Index R2 Directory
Index all files from a specific directory (prefix) in a Cloudflare R2 bucket into a collection. Uses prefix-based filtering to index only objects within the specified path. Returns a job_id for tracking progress via GET /v2/jobs/{job_id}.
Authentication
Bearer authentication of the form Bearer <token>, where token is your auth token.
Path parameters
Request
Path to the directory (prefix) within the bucket. Accepts either a relative path (e.g., ‘reports/2024/january’) or a full R2 URI (e.g., ‘r2://my-bucket/reports/2024/january’).
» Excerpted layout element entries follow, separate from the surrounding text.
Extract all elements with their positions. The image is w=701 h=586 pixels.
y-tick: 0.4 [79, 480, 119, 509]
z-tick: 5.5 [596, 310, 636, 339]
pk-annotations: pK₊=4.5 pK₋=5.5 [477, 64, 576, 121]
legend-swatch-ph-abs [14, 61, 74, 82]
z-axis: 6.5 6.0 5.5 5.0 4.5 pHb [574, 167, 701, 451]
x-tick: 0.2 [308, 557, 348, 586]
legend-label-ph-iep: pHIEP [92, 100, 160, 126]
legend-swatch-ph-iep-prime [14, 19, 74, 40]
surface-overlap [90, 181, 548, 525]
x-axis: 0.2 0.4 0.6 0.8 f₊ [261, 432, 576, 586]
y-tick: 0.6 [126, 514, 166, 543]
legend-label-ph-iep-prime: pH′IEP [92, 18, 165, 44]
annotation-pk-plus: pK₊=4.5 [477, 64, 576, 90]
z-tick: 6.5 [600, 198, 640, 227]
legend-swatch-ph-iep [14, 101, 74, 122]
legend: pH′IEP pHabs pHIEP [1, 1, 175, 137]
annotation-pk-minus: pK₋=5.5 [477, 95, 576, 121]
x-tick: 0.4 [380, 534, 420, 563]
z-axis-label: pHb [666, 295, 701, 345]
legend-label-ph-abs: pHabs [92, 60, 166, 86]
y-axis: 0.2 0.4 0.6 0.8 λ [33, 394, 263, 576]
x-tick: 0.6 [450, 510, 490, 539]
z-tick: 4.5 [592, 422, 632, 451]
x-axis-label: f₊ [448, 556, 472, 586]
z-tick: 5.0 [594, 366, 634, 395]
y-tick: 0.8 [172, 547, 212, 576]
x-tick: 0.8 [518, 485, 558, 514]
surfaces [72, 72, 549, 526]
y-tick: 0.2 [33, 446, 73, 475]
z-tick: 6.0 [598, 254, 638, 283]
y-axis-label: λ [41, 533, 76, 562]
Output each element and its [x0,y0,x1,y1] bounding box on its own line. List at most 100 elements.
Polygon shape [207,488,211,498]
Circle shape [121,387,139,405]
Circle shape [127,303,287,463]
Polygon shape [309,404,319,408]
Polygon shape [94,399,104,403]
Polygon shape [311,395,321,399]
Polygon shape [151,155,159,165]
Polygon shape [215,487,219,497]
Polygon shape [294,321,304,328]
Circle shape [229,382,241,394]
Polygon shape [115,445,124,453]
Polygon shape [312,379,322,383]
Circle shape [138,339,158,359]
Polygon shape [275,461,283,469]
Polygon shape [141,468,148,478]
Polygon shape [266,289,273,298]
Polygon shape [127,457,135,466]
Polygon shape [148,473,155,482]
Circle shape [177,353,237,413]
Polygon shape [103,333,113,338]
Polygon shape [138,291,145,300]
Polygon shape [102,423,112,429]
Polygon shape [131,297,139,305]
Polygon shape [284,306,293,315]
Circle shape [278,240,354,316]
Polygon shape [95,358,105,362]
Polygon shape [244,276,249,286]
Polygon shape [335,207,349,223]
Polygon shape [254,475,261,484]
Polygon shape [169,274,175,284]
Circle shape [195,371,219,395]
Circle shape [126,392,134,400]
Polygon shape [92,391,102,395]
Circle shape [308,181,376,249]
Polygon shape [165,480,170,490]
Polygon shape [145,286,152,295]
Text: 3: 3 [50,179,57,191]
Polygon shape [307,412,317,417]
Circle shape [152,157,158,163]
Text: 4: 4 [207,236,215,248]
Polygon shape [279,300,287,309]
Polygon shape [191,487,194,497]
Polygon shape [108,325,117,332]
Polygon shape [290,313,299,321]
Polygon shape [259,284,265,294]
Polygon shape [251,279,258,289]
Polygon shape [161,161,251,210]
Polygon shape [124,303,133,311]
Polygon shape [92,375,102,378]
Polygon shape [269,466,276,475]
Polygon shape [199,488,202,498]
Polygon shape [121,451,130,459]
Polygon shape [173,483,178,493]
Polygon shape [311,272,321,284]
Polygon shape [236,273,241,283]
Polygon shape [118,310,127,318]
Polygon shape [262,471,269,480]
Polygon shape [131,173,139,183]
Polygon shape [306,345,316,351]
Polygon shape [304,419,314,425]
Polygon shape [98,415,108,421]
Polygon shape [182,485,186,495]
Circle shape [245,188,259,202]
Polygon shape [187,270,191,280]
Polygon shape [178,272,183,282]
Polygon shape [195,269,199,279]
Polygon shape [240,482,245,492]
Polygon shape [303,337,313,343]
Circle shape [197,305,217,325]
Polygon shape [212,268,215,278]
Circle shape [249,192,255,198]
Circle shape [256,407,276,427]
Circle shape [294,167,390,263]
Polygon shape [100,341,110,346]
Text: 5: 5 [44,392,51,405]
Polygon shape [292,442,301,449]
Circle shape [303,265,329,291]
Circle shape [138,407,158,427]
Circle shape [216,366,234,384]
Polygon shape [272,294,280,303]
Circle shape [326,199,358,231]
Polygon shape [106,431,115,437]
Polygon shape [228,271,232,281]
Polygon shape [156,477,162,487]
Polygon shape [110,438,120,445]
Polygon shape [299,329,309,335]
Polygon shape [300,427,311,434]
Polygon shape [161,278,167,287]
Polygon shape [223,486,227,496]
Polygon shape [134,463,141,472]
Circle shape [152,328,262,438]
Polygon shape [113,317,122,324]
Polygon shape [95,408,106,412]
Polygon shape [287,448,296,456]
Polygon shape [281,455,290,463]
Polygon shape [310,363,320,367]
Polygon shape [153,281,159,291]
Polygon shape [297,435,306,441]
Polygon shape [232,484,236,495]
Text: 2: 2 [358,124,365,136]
All objects within this prefix will be indexed.
Cloudflare account ID (found in your R2 dashboard URL)
Document processing type. ‘advanced’ uses agentic OCR with AI-enhanced extraction for complex layouts, tables, figures, charts, and documents containing images. ‘basic’ provides reliable OCR optimized for general document indexing and high-volume processing.
R2 jurisdiction. ‘default’ for global, ‘eu’ for EU-only storage, ‘fedramp’ for FedRAMP-compliant storage.
Maximum number of files to index (optional)
Skip files that are already indexed in the collection. When true, only new files will be indexed. Set to false to re-index all files.
Custom metadata to attach to all indexed chunks. Keys must be strings. Values: str, int, float, bool, or array of strings.